Drinking water will help dilute my breath so my test results will be lower.
This one is 100 percent false. The only thing water does is rehydrate you so you feel better and aren’t quite as hung over the next morning. Alcohol is a diuretic, so the liquid going out of your body is greater than the liquid you’re pulling in. That’s why water is often suggested if you’ve had a bit too much to drink. But no matter how much water you drink, your breathalyzer results will not be affected in the slightest. The only thing that lowers your Breath Alcohol Content (BrAC) results is time. You need to allow about two hours to pass for every drink you’ve had in order to even consider being clear to drive.
It’s a free country, so as an American, I don’t have to take a breath test if the cops ask me to.
Again, this one is completely wrong. If you’re pulled over you must take a breathalyzer test if the police officers request one of you. In most states, there’s a law at play called “implied consent”. That basically means that by driving a vehicle in the state, you’re consenting to a breath test if asked to provide one. Now, it’s true that you can’t be physically forced to take a test. A cop can’t hold you down and make you do it. But if you refuse, you can face hefty fines, jail time, immediate license revocation for up to a year and a half in most states, and having your car impounded. The police officer has to tell you about these consequences, and technically you can say no to the test, but the cost of refusing a test is simply not worth it. What’s more, having refused a test makes any further legal proceedings incredibly difficult for you, so even if you’re afraid of failing the test, it’s still in your best interest to take it.
I can fool a breathalyzer with mouthwash, perfume, and other similar substances.
This one has a small grain of truth to it, since some results can be slightly skewed by things like mouthwash, but most technology has progressed far beyond that. Only hydrocarbons from alcohol register on modern breathalyzers. However, you should always wait about 15 minutes after using mouthwash and substances that have trace amounts of alcohol if you’re in a court-ordered IID program.
My breathalyzer will last longer if I use it less frequently.
That’s not true. The only thing you’ll accomplish by using your breathalyzer sparingly is that you might save its battery and make it last longer in that sense, but you’ll have to get it calibrated at the same rate no matter how often you use it. The sensor inside your device is what has to be serviced once a year, and that sensor has everything to do with metrology and accuracy – not how often you’ve used the device.
Breathalyzer readings can’t be used against me in court.
This is partly true. For any device that uses semiconductor or electrochemical breath sensors, this statement is true. Semiconductor and electrochemical breath sensors aren’t considered accurate enough or precise enough to be used as evidence against you in a court of law. Only infrared breathalyzers, like ALCOLOCK’s SAF’IR EVOLUTION, are accurate enough to be used in a court of law. That being said, most law enforcement departments are beginning to recognize the need for infrared technology, so it’s becoming more and more likely that the device used to test you is using the kind of technology necessary to allow them to use the result against you in court.

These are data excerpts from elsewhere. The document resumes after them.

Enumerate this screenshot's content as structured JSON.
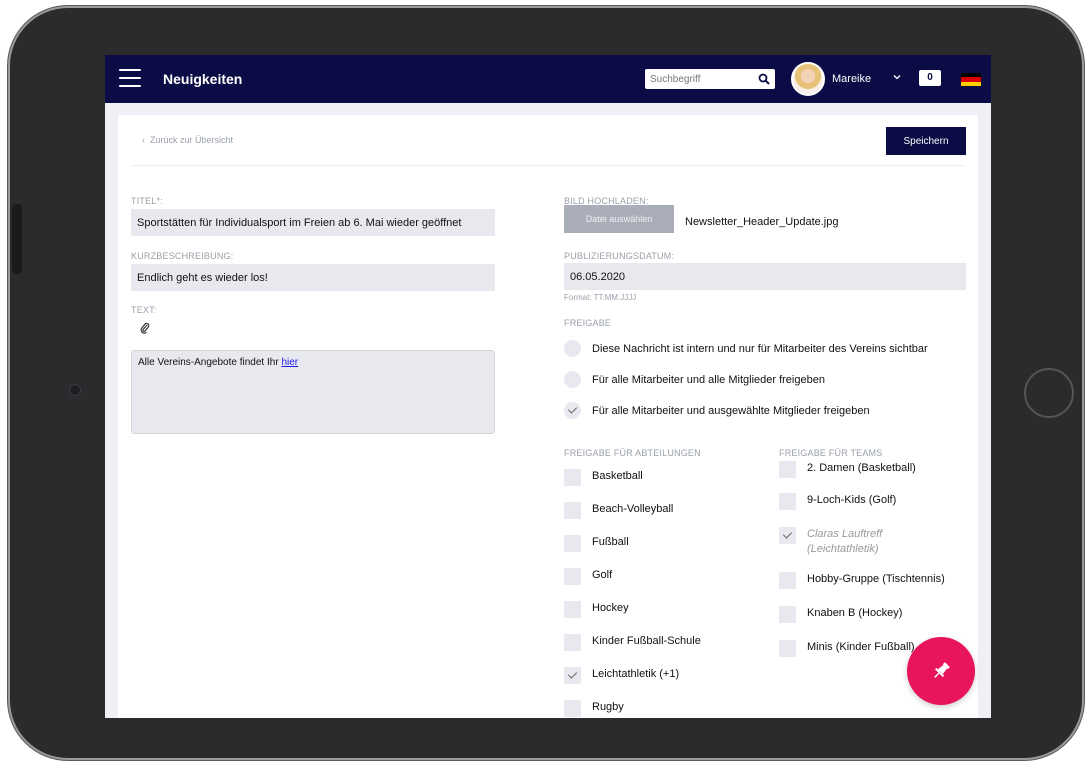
{
  "header": {
    "title": "Neuigkeiten",
    "search_placeholder": "Suchbegriff",
    "user_name": "Mareike",
    "notification_count": "0"
  },
  "toolbar": {
    "back_label": "Zurück zur Übersicht",
    "save_label": "Speichern"
  },
  "form": {
    "title_label": "TITEL*:",
    "title_value": "Sportstätten für Individualsport im Freien ab 6. Mai wieder geöffnet",
    "short_label": "KURZBESCHREIBUNG:",
    "short_value": "Endlich geht es wieder los!",
    "text_label": "TEXT:",
    "text_body": "Alle Vereins-Angebote findet Ihr ",
    "text_link": "hier",
    "image_label": "BILD HOCHLADEN:",
    "file_button": "Datei auswählen",
    "file_name": "Newsletter_Header_Update.jpg",
    "date_label": "PUBLIZIERUNGSDATUM:",
    "date_value": "06.05.2020",
    "date_hint": "Format: TT.MM.JJJJ",
    "release_label": "FREIGABE",
    "release_options": [
      {
        "label": "Diese Nachricht ist intern und nur für Mitarbeiter des Vereins sichtbar",
        "checked": false
      },
      {
        "label": "Für alle Mitarbeiter und alle Mitglieder freigeben",
        "checked": false
      },
      {
        "label": "Für alle Mitarbeiter und ausgewählte Mitglieder freigeben",
        "checked": true
      }
    ],
    "departments_label": "FREIGABE FÜR ABTEILUNGEN",
    "departments": [
      {
        "label": "Basketball",
        "checked": false
      },
      {
        "label": "Beach-Volleyball",
        "checked": false
      },
      {
        "label": "Fußball",
        "checked": false
      },
      {
        "label": "Golf",
        "checked": false
      },
      {
        "label": "Hockey",
        "checked": false
      },
      {
        "label": "Kinder Fußball-Schule",
        "checked": false
      },
      {
        "label": "Leichtathletik (+1)",
        "checked": true
      },
      {
        "label": "Rugby",
        "checked": false
      }
    ],
    "teams_label": "FREIGABE FÜR TEAMS",
    "teams": [
      {
        "label": "2. Damen (Basketball)",
        "checked": false
      },
      {
        "label": "9-Loch-Kids (Golf)",
        "checked": false
      },
      {
        "label": "Claras Lauftreff (Leichtathletik)",
        "checked": true
      },
      {
        "label": "Hobby-Gruppe (Tischtennis)",
        "checked": false
      },
      {
        "label": "Knaben B (Hockey)",
        "checked": false
      },
      {
        "label": "Minis (Kinder Fußball)",
        "checked": false
      }
    ]
  },
  "colors": {
    "navbar": "#0b0b45",
    "fab": "#e8155e",
    "field_bg": "#e8e9ee"
  },
  "icons": {
    "menu": "hamburger-icon",
    "search": "search-icon",
    "attach": "paperclip-icon",
    "fab": "pin-icon",
    "language": "german-flag-icon"
  }
}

It’s easy to understand why so many of these myths continue to circulate. However, breathalyzer technology has improved drastically in the last several years and will continue to do so in the future. It’s an exciting new age for the industry, meaning drivers who choose to drink and drive will have fewer ambiguities in their favor when they go to court. As always, it’s best to stay on the safe side and opt out of driving if you’ve had anything to drink. However, if you do find yourself on the wrong side of a court order, ALCOLOCK is always here to help you through the process and help you get your life back as soon as possible.